With long-time leader Ben Roethlisberger returning from an elbow injury that sidelined him for all but a game and a half in 2019, the Steelers rolled to an 11-0 start only to lose five of their last six games, including an embarassing wild-card loss to the rival Browns.
Three days removed from the stunning defeat — Pittsburgh’s fourth one-and-done postseason trip in seven seasons — coach Mike Tomlin addressed the need for change.
“It has been a disappointment. I’m not going to maintain status quo and hope the outcome changes. That’s the definition of insanity,” he said, per ESPN.
For 17 seasons, Big Ben has embodied the “status quo” within the organization. But, after turning in a career playoff-worst four interceptions on Sunday night, questions surrounding his viability moving forward will naturally begin to materialize.

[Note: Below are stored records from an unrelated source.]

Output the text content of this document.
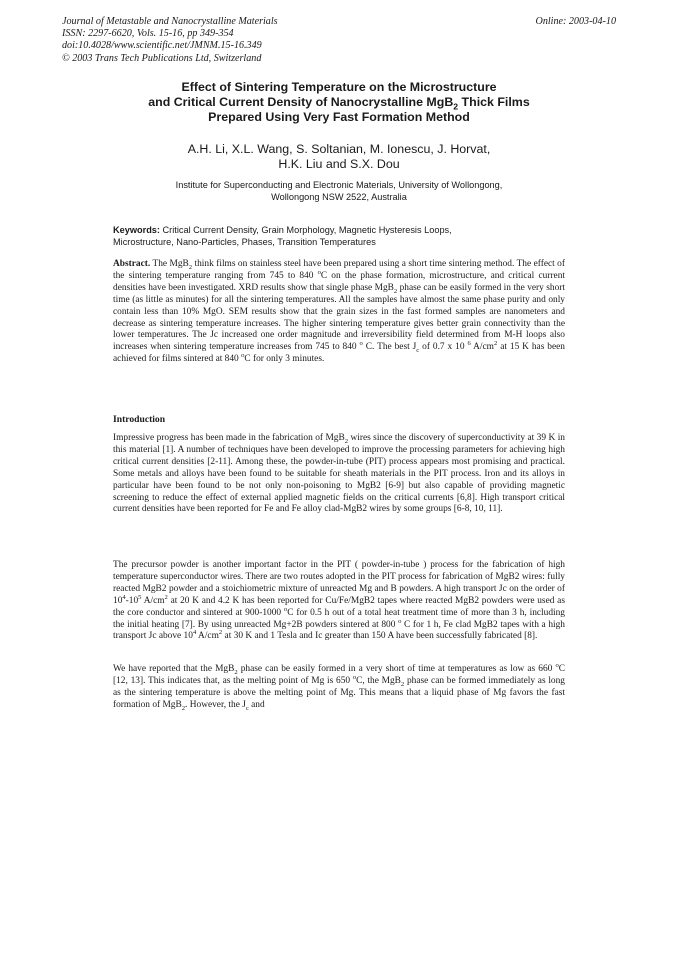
Journal of Metastable and Nanocrystalline Materials
ISSN: 2297-6620, Vols. 15-16, pp 349-354
doi:10.4028/www.scientific.net/JMNM.15-16.349
© 2003 Trans Tech Publications Ltd, Switzerland
Online: 2003-04-10
Effect of Sintering Temperature on the Microstructure
and Critical Current Density of Nanocrystalline MgB$_2$ Thick Films
Prepared Using Very Fast Formation Method
A.H. Li, X.L. Wang, S. Soltanian, M. Ionescu, J. Horvat,
H.K. Liu and S.X. Dou
Institute for Superconducting and Electronic Materials, University of Wollongong,
Wollongong NSW 2522, Australia
Keywords: Critical Current Density, Grain Morphology, Magnetic Hysteresis Loops,
Microstructure, Nano-Particles, Phases, Transition Temperatures

Abstract. The MgB$_2$ think films on stainless steel have been prepared using a short time sintering method. The effect of the sintering temperature ranging from 745 to 840 $^o$C on the phase formation, microstructure, and critical current densities have been investigated. XRD results show that single phase MgB$_2$ phase can be easily formed in the very short time (as little as minutes) for all the sintering temperatures. All the samples have almost the same phase purity and only contain less than 10% MgO. SEM results show that the grain sizes in the fast formed samples are nanometers and decrease as sintering temperature increases. The higher sintering temperature gives better grain connectivity than the lower temperatures. The Jc increased one order magnitude and irreversibility field determined from M-H loops also increases when sintering temperature increases from 745 to 840 $^o$ C. The best $J_c$ of 0.7 x 10 $^6$ $A/cm^2$ at 15 K has been achieved for films sintered at 840 $^o$C for only 3 minutes.

Introduction

Impressive progress has been made in the fabrication of MgB$_2$ wires since the discovery of superconductivity at 39 K in this material [1]. A number of techniques have been developed to improve the processing parameters for achieving high critical current densities [2-11]. Among these, the powder-in-tube (PIT) process appears most promising and practical. Some metals and alloys have been found to be suitable for sheath materials in the PIT process. Iron and its alloys in particular have been found to be not only non-poisoning to MgB2 [6-9] but also capable of providing magnetic screening to reduce the effect of external applied magnetic fields on the critical currents [6,8]. High transport critical current densities have been reported for Fe and Fe alloy clad-MgB2 wires by some groups [6-8, 10, 11].

The precursor powder is another important factor in the PIT ( powder-in-tube ) process for the fabrication of high temperature superconductor wires. There are two routes adopted in the PIT process for fabrication of MgB2 wires: fully reacted MgB2 powder and a stoichiometric mixture of unreacted Mg and B powders. A high transport Jc on the order of $10^4-10^5$ $A/cm^2$ at 20 K and 4.2 K has been reported for Cu/Fe/MgB2 tapes where reacted MgB2 powders were used as the core conductor and sintered at 900-1000 $^o$C for 0.5 h out of a total heat treatment time of more than 3 h, including the initial heating [7]. By using unreacted Mg+2B powders sintered at 800 $^o$ C for 1 h, Fe clad MgB2 tapes with a high transport Jc above $10^4$ $A/cm^2$ at 30 K and 1 Tesla and Ic greater than 150 A have been successfully fabricated [8].

We have reported that the MgB$_2$ phase can be easily formed in a very short of time at temperatures as low as 660 $^o$C [12, 13]. This indicates that, as the melting point of Mg is 650 $^o$C, the MgB$_2$ phase can be formed immediately as long as the sintering temperature is above the melting point of Mg. This means that a liquid phase of Mg favors the fast formation of MgB$_2$. However, the $J_c$ and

Roethlisberger, who turns 39 on March 2, performed well for the bulk of the season before ending it in subpar fashion. After completing 68% of his throws and compiling 18 TD to four INT in Week 1-9, those numbers dipped to 63.4%, 15 and six, respectively, in Weeks 10-16. The Steelers rested him in the regular season finale against Cleveland.
Tomlin admitted there was a “high-level of concern” regarding Roethlisberger’s health and ability coming into 2020 but added that he “can’t say enough” about the year Big Ben had. With that in mind, Tomlin didn’t rule out the possibility that his QB1 will play out his 18th season in the black and gold.

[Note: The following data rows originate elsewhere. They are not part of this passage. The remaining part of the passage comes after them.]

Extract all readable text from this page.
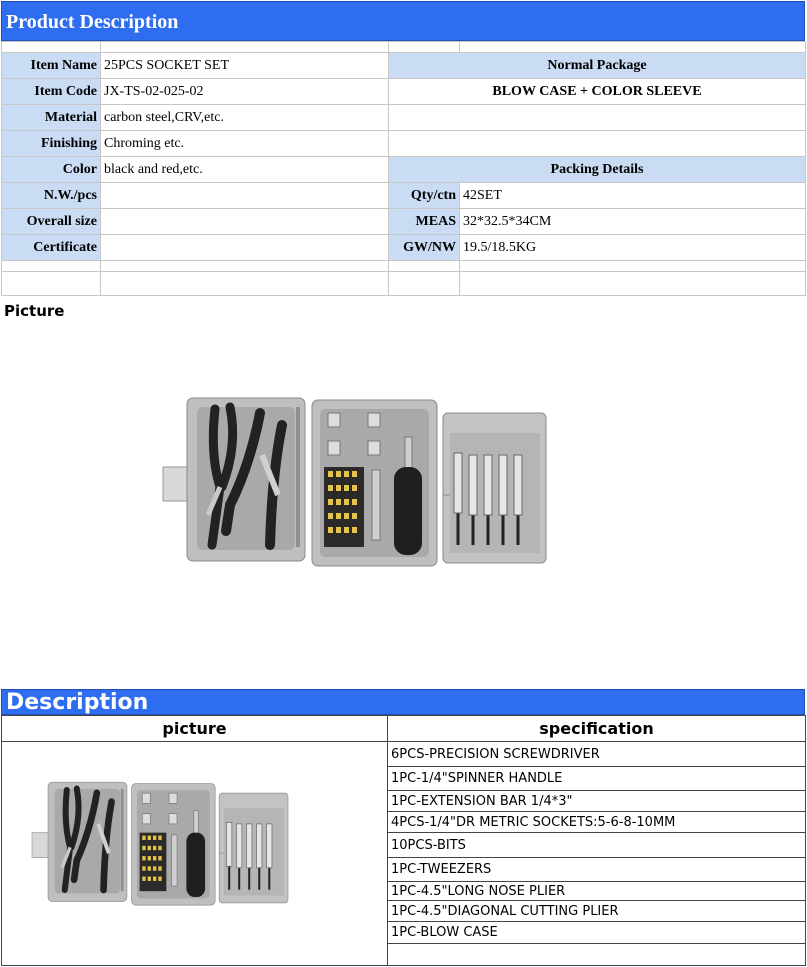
Product Description

Item Name	25PCS SOCKET SET	Normal Package	
Item Code	JX-TS-02-025-02	BLOW CASE + COLOR SLEEVE	
Material	carbon steel,CRV,etc.		
Finishing	Chroming etc.		
Color	black and red,etc.	Packing Details	
N.W./pcs		Qty/ctn	42SET
Overall size		MEAS	32*32.5*34CM
Certificate		GW/NW	19.5/18.5KG

Picture
Description
picture	specification

	6PCS-PRECISION SCREWDRIVER
	1PC-1/4"SPINNER HANDLE
	1PC-EXTENSION BAR 1/4*3"
	4PCS-1/4"DR METRIC SOCKETS:5-6-8-10MM
	10PCS-BITS
	1PC-TWEEZERS
	1PC-4.5"LONG NOSE PLIER
	1PC-4.5"DIAGONAL CUTTING PLIER
	1PC-BLOW CASE
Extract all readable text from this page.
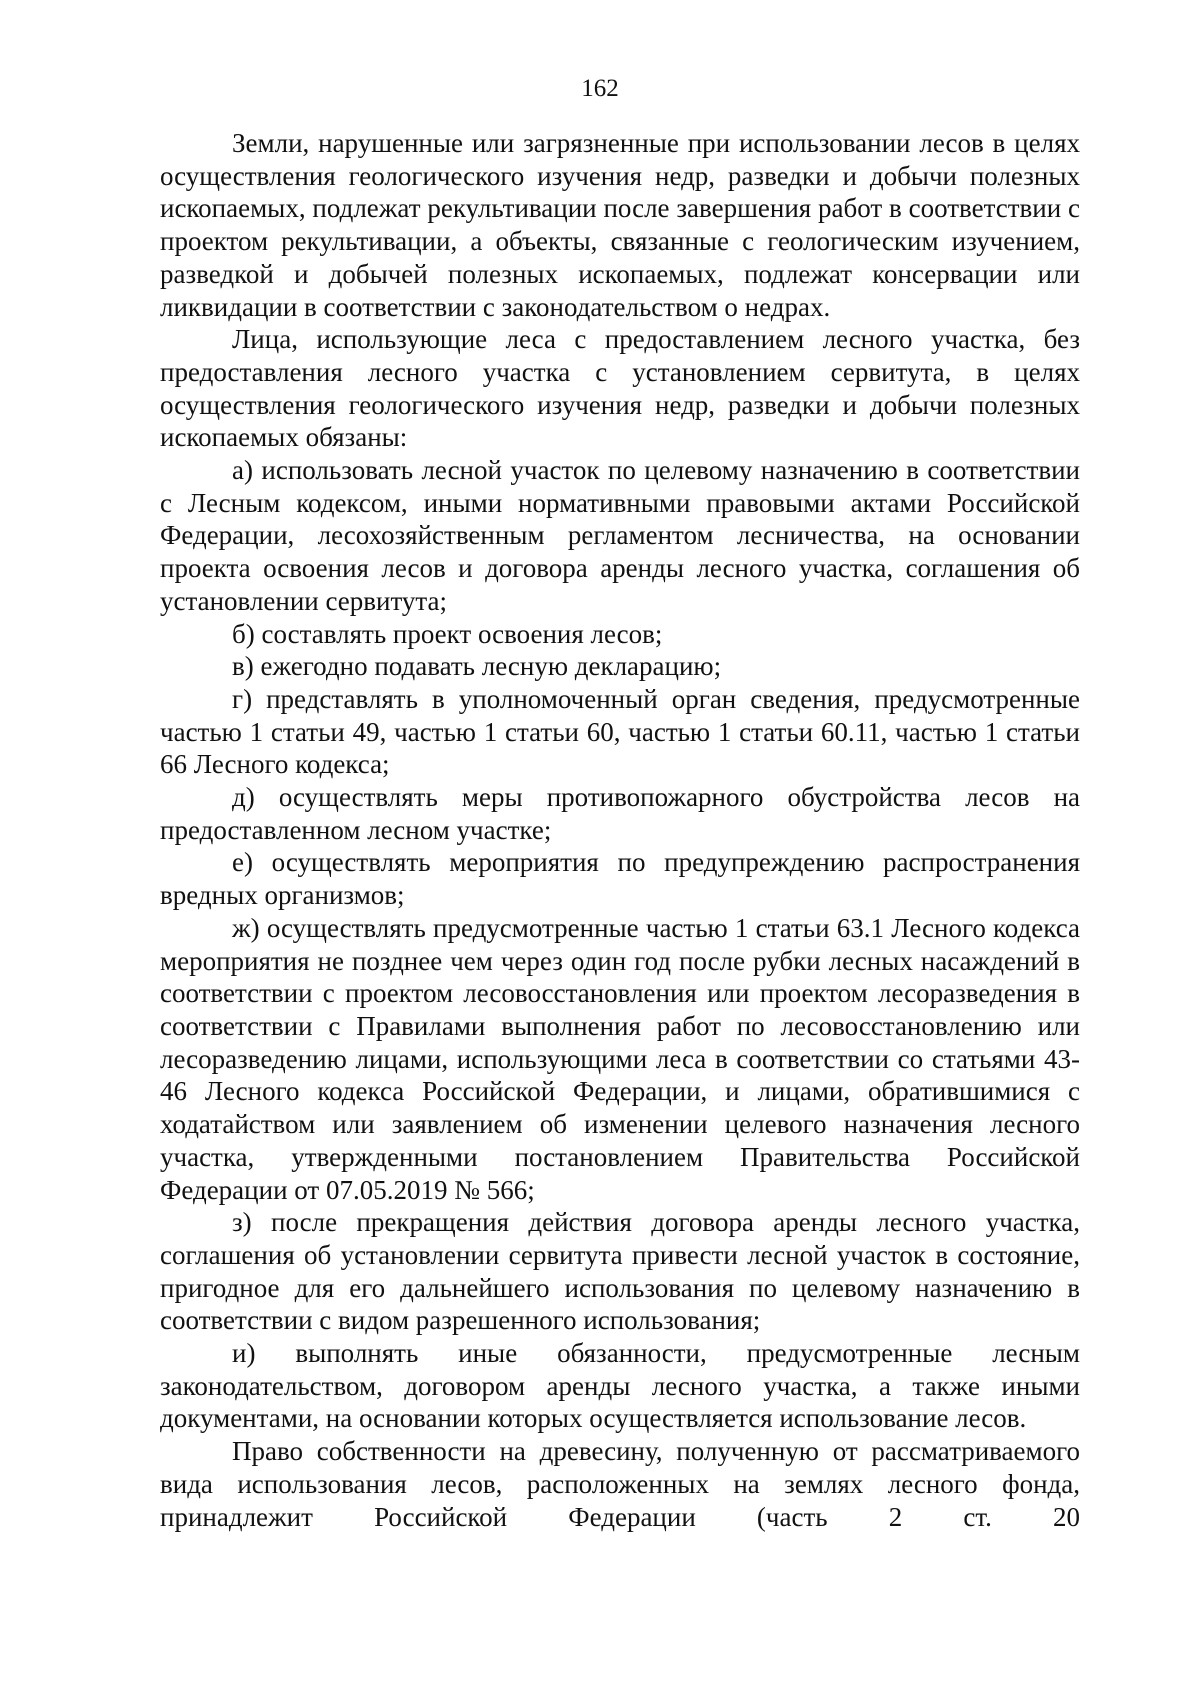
162

Земли, нарушенные или загрязненные при использовании лесов в целях осуществления геологического изучения недр, разведки и добычи полезных ископаемых, подлежат рекультивации после завершения работ в соответствии с проектом рекультивации, а объекты, связанные с геологическим изучением, разведкой и добычей полезных ископаемых, подлежат консервации или ликвидации в соответствии с законодательством о недрах.

Лица, использующие леса с предоставлением лесного участка, без предоставления лесного участка с установлением сервитута, в целях осуществления геологического изучения недр, разведки и добычи полезных ископаемых обязаны:

а) использовать лесной участок по целевому назначению в соответствии с Лесным кодексом, иными нормативными правовыми актами Российской Федерации, лесохозяйственным регламентом лесничества, на основании проекта освоения лесов и договора аренды лесного участка, соглашения об установлении сервитута;

б) составлять проект освоения лесов;

в) ежегодно подавать лесную декларацию;

г) представлять в уполномоченный орган сведения, предусмотренные частью 1 статьи 49, частью 1 статьи 60, частью 1 статьи 60.11, частью 1 статьи 66 Лесного кодекса;

д) осуществлять меры противопожарного обустройства лесов на предоставленном лесном участке;

е) осуществлять мероприятия по предупреждению распространения вредных организмов;

ж) осуществлять предусмотренные частью 1 статьи 63.1 Лесного кодекса мероприятия не позднее чем через один год после рубки лесных насаждений в соответствии с проектом лесовосстановления или проектом лесоразведения в соответствии с Правилами выполнения работ по лесовосстановлению или лесоразведению лицами, использующими леса в соответствии со статьями 43-46 Лесного кодекса Российской Федерации, и лицами, обратившимися с ходатайством или заявлением об изменении целевого назначения лесного участка, утвержденными постановлением Правительства Российской Федерации от 07.05.2019 № 566;

з) после прекращения действия договора аренды лесного участка, соглашения об установлении сервитута привести лесной участок в состояние, пригодное для его дальнейшего использования по целевому назначению в соответствии с видом разрешенного использования;

и) выполнять иные обязанности, предусмотренные лесным законодательством, договором аренды лесного участка, а также иными документами, на основании которых осуществляется использование лесов.

Право собственности на древесину, полученную от рассматриваемого вида использования лесов, расположенных на землях лесного фонда, принадлежит Российской Федерации (часть 2 ст. 20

“I don’t have a clear assessment of the overall depth of the cap ramifications, but I think it’s reasonable to assume there’s a chance he’ll be back, certainly,” Tomlin said.
The offseason will likely be filled with its fair share of cap gymnastics for GM Kevin Colbert. With the cap situation expected to be in flux for many teams, Pittsburgh must figure out whether it can retain some of its younger pieces in free agency. JuJu Smith-Schuster , James Conner and the injured Bud Dupree are among those who can land elsewhere in the coming months.
Per Over The Cap, Roethlisberger carries a $41.25M cap hit heading into the 2021 campaign, the last of his current deal. Considering his age and injury history, as well as the team’s financial situation, an extension doesn’t seem likely, meaning a tough decision could be ahead once the team pores through its evaluations.
“We haven’t made any decisions about any personnel along those lines,” he said. “We’re just beginning to scratch the surface of what 2021 looks like in the makeup of our team.”
With the sting of a season-ending loss still rather fresh, it’s fair to see why such discussions have yet to begin. But once they do, deciding Roethlisberger’s future, the duration of which is uncertain, will be at the top of the list.